HOUELLEBECQ et la littérature ? |
R de réel
Volume A (janvier 2000) Critique (Articles) |
Écrivain. Romancier. Littérature. Houellebecq. Cherchez l’intrus.
Alors voilà, tout a commencé ainsi : un écrivain(1)
sort un premier roman (Extension du domaine de la lutte) qui raille
la société de consommation et raconte la solitude sexuelle,
intellectuelle et morale d’un homme perdu dans le « monde comme supermarché
». Depuis, on ne peut plus échapper à Michel Houellebecq.
Extension du domaine de la lutte a été publié
en 1994 par un petit éditeur de qualité, Maurice Nadeau,
après, selon les dires de ce dernier, plus d’un an d’hésitation(2).
L’ouvrage devient très vite ce que l’on appelle un livre «
culte » - ce qui signifie qu’on en vend peu, mais à des lecteurs
passionnés(3). Quatre années passent, le phénomène
Houellebecq se développe(4). Arrive la rentrée littéraire
de septembre 1998 : son second roman, Les particules élémentaires,
est publié par une nouvelle maison d’édition (pas de chance
pour Maurice Nadeau !), d’une tout autre importance commerciale et médiatique
: Flammarion. La parution de ce roman suscite aussitôt un engouement
démesuré : couvertures de magazines, émissions télévisées,
interviews multiples. Le terrible « monde comme supermarché»
paraît sans doute moins rebutant à Michel Houellebecq lorsqu’il
lui permet de faire exploser les ventes de son livre. Houellebecq frôle
même le monde comme hypermarché au moment de la remise du
prix Goncourt 1998, que de nombreux critiques regrettent de voir attribué
à Confidences pour confidences de Paule Constant (Gallimard)
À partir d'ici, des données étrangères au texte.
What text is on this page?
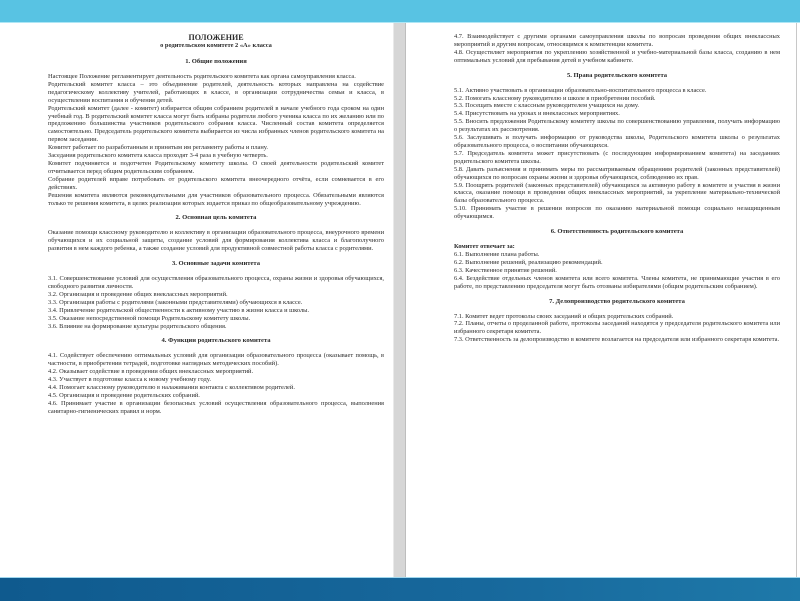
ПОЛОЖЕНИЕ

о родительском комитете 2 «А» класса

1. Общие положения

Настоящее Положение регламентирует деятельность родительского комитета как органа самоуправления класса.

Родительский комитет класса – это объединение родителей, деятельность которых направлена на содействие педагогическому коллективу учителей, работающих в классе, в организации сотрудничества семьи и класса, в осуществлении воспитания и обучения детей.

Родительский комитет (далее - комитет) избирается общим собранием родителей в начале учебного года сроком на один учебный год. В родительский комитет класса могут быть избраны родители любого ученика класса по их желанию или по предложению большинства участников родительского собрания класса. Численный состав комитета определяется самостоятельно. Председатель родительского комитета выбирается из числа избранных членов родительского комитета на первом заседании.

Комитет работает по разработанным и принятым им регламенту работы и плану.

Заседания родительского комитета класса проходят 3-4 раза в учебную четверть.

Комитет подчиняется и подотчетен Родительскому комитету школы. О своей деятельности родительский комитет отчитывается перед общим родительским собранием.

Собрание родителей вправе потребовать от родительского комитета внеочередного отчёта, если сомневается в его действиях.

Решения комитета являются рекомендательными для участников образовательного процесса. Обязательными являются только те решения комитета, в целях реализации которых издается приказ по общеобразовательному учреждению.

2. Основная цель комитета

Оказание помощи классному руководителю и коллективу в организации образовательного процесса, внеурочного времени обучающихся и их социальной защиты, создание условий для формирования коллектива класса и благополучного развития в нем каждого ребенка, а также создание условий для продуктивной совместной работы класса с родителями.

3. Основные задачи комитета

3.1. Совершенствование условий для осуществления образовательного процесса, охраны жизни и здоровья обучающихся, свободного развития личности.

3.2. Организация и проведение общих внеклассных мероприятий.

3.3. Организация работы с родителями (законными представителями) обучающихся в классе.

3.4. Привлечение родительской общественности к активному участию в жизни класса и школы.

3.5. Оказание непосредственной помощи Родительскому комитету школы.

3.6. Влияние на формирование культуры родительского общения.

4. Функции родительского комитета

4.1. Содействует обеспечению оптимальных условий для организации образовательного процесса (оказывает помощь, в частности, в приобретении тетрадей, подготовке наглядных методических пособий).

4.2. Оказывает содействие в проведении общих внеклассных мероприятий.

4.3. Участвует в подготовке класса к новому учебному году.

4.4. Помогает классному руководителю в налаживании контакта с коллективом родителей.

4.5. Организация и проведение родительских собраний.

4.6. Принимает участие в организации безопасных условий осуществления образовательного процесса, выполнения санитарно-гигиенических правил и норм.

4.7. Взаимодействует с другими органами самоуправления школы по вопросам проведения общих внеклассных мероприятий и другим вопросам, относящимся к компетенции комитета.

4.8. Осуществляет мероприятия по укреплению хозяйственной и учебно-материальной базы класса, созданию в нем оптимальных условий для пребывания детей в учебном кабинете.

5. Права родительского комитета

5.1. Активно участвовать в организации образовательно-воспитательного процесса в классе.

5.2. Помогать классному руководителю и школе в приобретении пособий.

5.3. Посещать вместе с классным руководителем учащихся на дому.

5.4. Присутствовать на уроках и внеклассных мероприятиях.

5.5. Вносить предложения Родительскому комитету школы по совершенствованию управления, получать информацию о результатах их рассмотрения.

5.6. Заслушивать и получать информацию от руководства школы, Родительского комитета школы о результатах образовательного процесса, о воспитании обучающихся.

5.7. Председатель комитета может присутствовать (с последующим информированием комитета) на заседаниях родительского комитета школы.

5.8. Давать разъяснения и принимать меры по рассматриваемым обращениям родителей (законных представителей) обучающихся по вопросам охраны жизни и здоровья обучающихся, соблюдению их прав.

5.9. Поощрять родителей (законных представителей) обучающихся за активную работу в комитете и участия в жизни класса, оказание помощи в проведении общих внеклассных мероприятий, за укрепление материально-технической базы образовательного процесса.

5.10. Принимать участие в решении вопросов по оказанию материальной помощи социально незащищенным обучающимся.

6. Ответственность родительского комитета

Комитет отвечает за:

6.1. Выполнение плана работы.

6.2. Выполнение решений, реализацию рекомендаций.

6.3. Качественное принятие решений.

6.4. Бездействие отдельных членов комитета или всего комитета. Члены комитета, не принимающие участия в его работе, по представлению председателя могут быть отозваны избирателями (общим родительским собранием).

7. Делопроизводство родительского комитета

7.1. Комитет ведет протоколы своих заседаний и общих родительских собраний.

7.2. Планы, отчеты о проделанной работе, протоколы заседаний находятся у председателя родительского комитета или избранного секретаря комитета.

7.3. Ответственность за делопроизводство в комитете возлагается на председателя или избранного секретаря комитета.
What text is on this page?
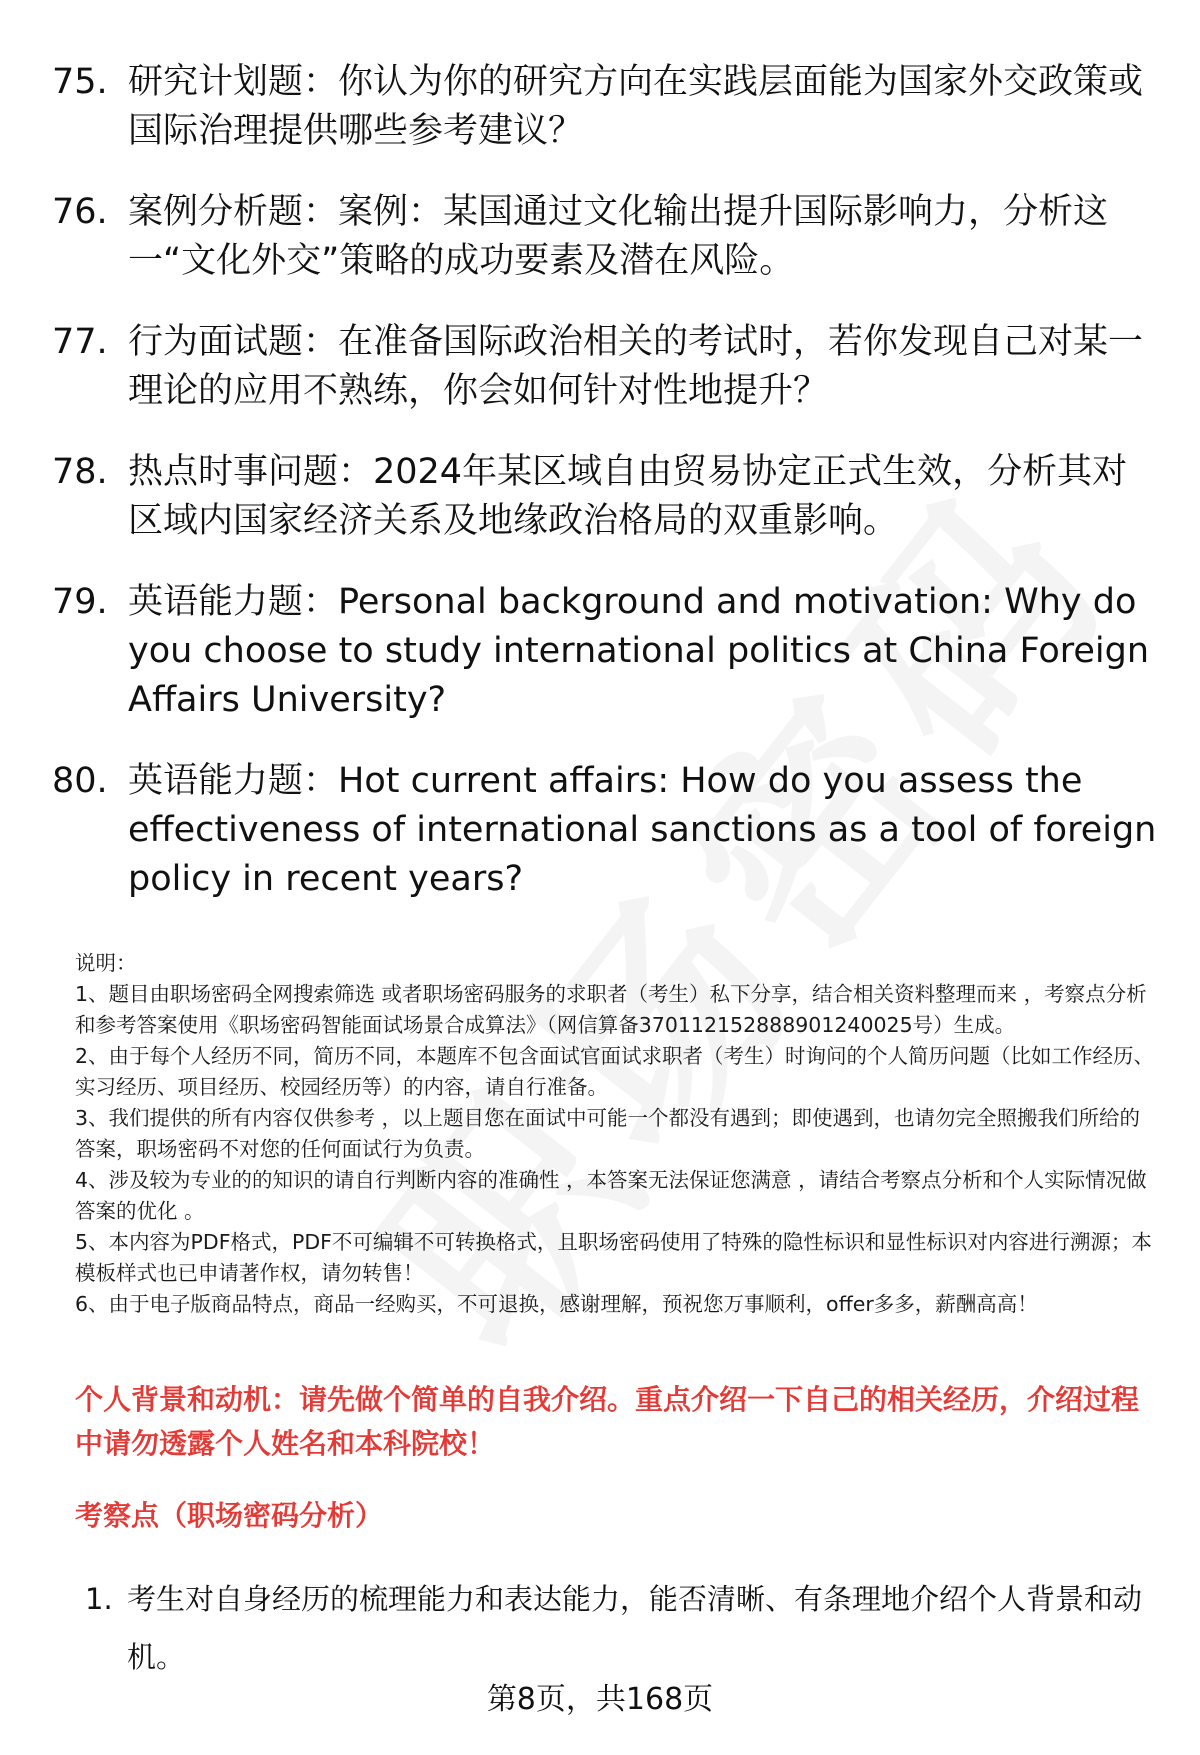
75. 研究计划题：你认为你的研究方向在实践层面能为国家外交政策或国际治理提供哪些参考建议？
76. 案例分析题：案例：某国通过文化输出提升国际影响力，分析这一“文化外交”策略的成功要素及潜在风险。
77. 行为面试题：在准备国际政治相关的考试时，若你发现自己对某一理论的应用不熟练，你会如何针对性地提升？
78. 热点时事问题：2024年某区域自由贸易协定正式生效，分析其对区域内国家经济关系及地缘政治格局的双重影响。
79. 英语能力题：Personal background and motivation: Why do you choose to study international politics at China Foreign Affairs University?
80. 英语能力题：Hot current affairs: How do you assess the effectiveness of international sanctions as a tool of foreign policy in recent years?

说明：

1、题目由职场密码全网搜索筛选 或者职场密码服务的求职者（考生）私下分享，结合相关资料整理而来 ，考察点分析和参考答案使用《职场密码智能面试场景合成算法》（网信算备370112152888901240025号）生成。

2、由于每个人经历不同，简历不同，本题库不包含面试官面试求职者（考生）时询问的个人简历问题（比如工作经历、实习经历、项目经历、校园经历等）的内容，请自行准备。

3、我们提供的所有内容仅供参考 ，以上题目您在面试中可能一个都没有遇到；即使遇到，也请勿完全照搬我们所给的答案，职场密码不对您的任何面试行为负责。

4、涉及较为专业的的知识的请自行判断内容的准确性 ，本答案无法保证您满意 ，请结合考察点分析和个人实际情况做答案的优化 。

5、本内容为PDF格式，PDF不可编辑不可转换格式，且职场密码使用了特殊的隐性标识和显性标识对内容进行溯源；本模板样式也已申请著作权，请勿转售！

6、由于电子版商品特点，商品一经购买，不可退换，感谢理解，预祝您万事顺利，offer多多，薪酬高高！

个人背景和动机：请先做个简单的自我介绍。重点介绍一下自己的相关经历，介绍过程中请勿透露个人姓名和本科院校！

考察点（职场密码分析）
1. 考生对自身经历的梳理能力和表达能力，能否清晰、有条理地介绍个人背景和动机。
第8页，共168页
plutôt qu’aux Particules élémentaires. Ces mêmes
critiques sont d’ordinaire moins prompts à dénoncer les attributions
régulières de ce prix à de mauvais livres(5). Mais
rendons grâce à leur jugement littéraire : oui, Michel
Houellebecq méritait le Goncourt. Puisqu’il a lui aussi écrit
un mauvais livre.
Un mauvais livre ? Un livre ? Autour du phénomène Houellebecq,
tout le monde oublie qu’il faut parler de littérature(6). On l’accuse
d’être réactionnaire, raciste, stalinien, anti-homo, antitout
et le reste(7). Comme si cela avait quelque importance. Comme si l’on ignorait
que le talent littéraire peut coexister avec la sombre folie d’un
homme - voir le cas Céline pour prendre l’exemple le plus connu.
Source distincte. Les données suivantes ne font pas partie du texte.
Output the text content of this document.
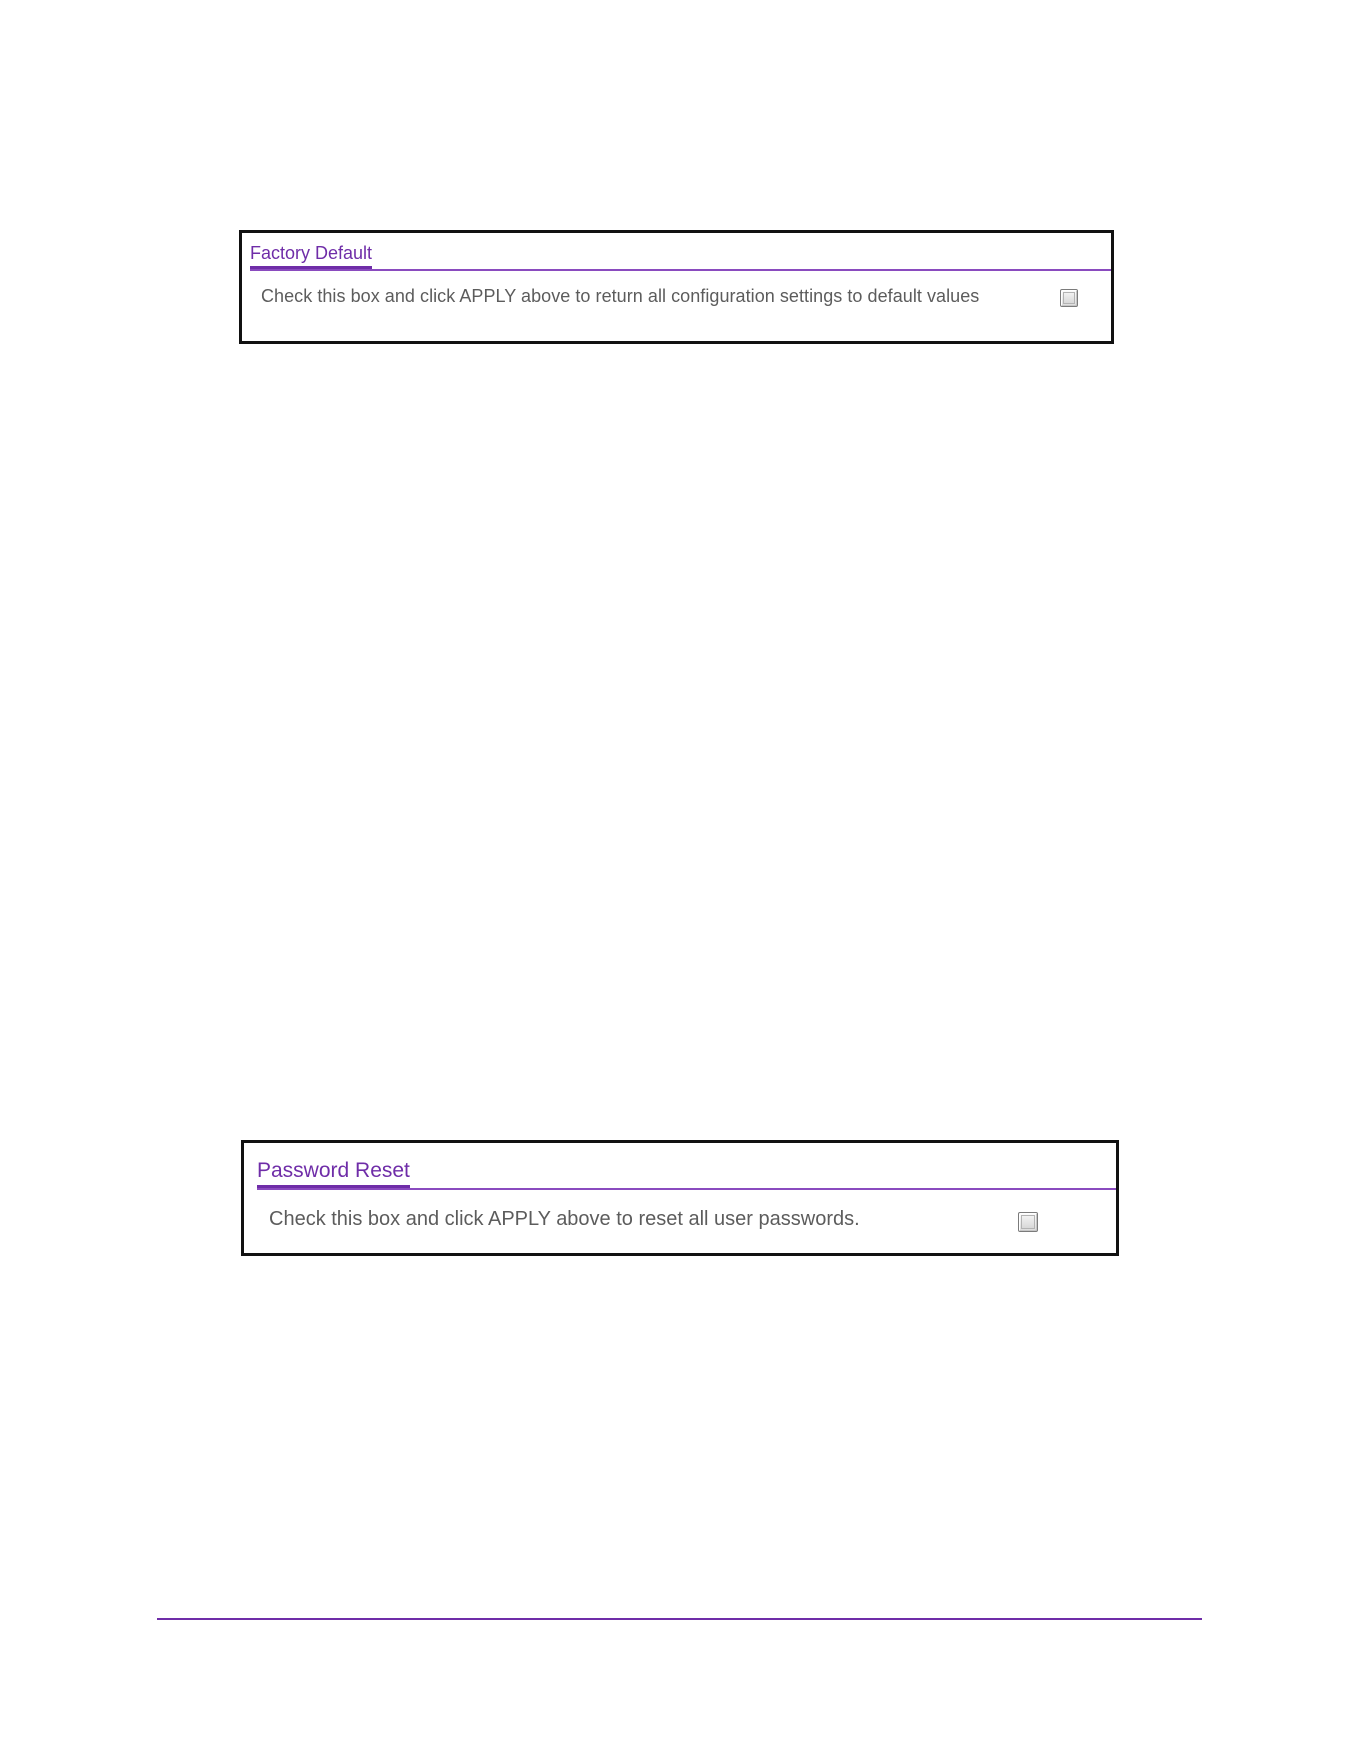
Factory Default
Check this box and click APPLY above to return all configuration settings to default values
Password Reset
Check this box and click APPLY above to reset all user passwords.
Passe encore que des journaux ou des émissions de télévision
s’esclaffent sur le thème « ce qu’il est provocant ce monsieur
! » au moment de la sortie du livre. Mais que la Nouvelle Revue
Française(8) (revue littéraire) tombe dans le même
travers, voilà qui pose problème. Est-ce donc qu’il y a si
peu à dire sur l’écrivain Houellebecq, pour qu’après
deux questions sur le style (voir plus bas) et sur les personnages, l’intervieweur
de ladite N.R.F. ne s’intéresse qu’aux polémiques ?(9) Pour
tous ceux qui ne considèrent pas n’importe quelle déclaration
fracassante sur Staline ou sur l’avortement comme la marque du génie,
voici donc quelques propos sur les romans de Houellebecq et eux seuls.
Houellebecq parle de la médiocrité et de l’absurdité
du milieu de l’entreprise (Extension du domaine de la lutte) ; Houellebecq
parle du désenchantement de la génération soixante-huit
(Les particules élémentaires). Houellebecq établit
des analogies entre les histoires qu’il raconte et des théories
scientifiques, à l’instar de Primo Levi qui, dans Le système
périodique(10), mélangeait ses souvenirs d’Auschwitz et sa
vision de la société à ses connaissances de chimiste.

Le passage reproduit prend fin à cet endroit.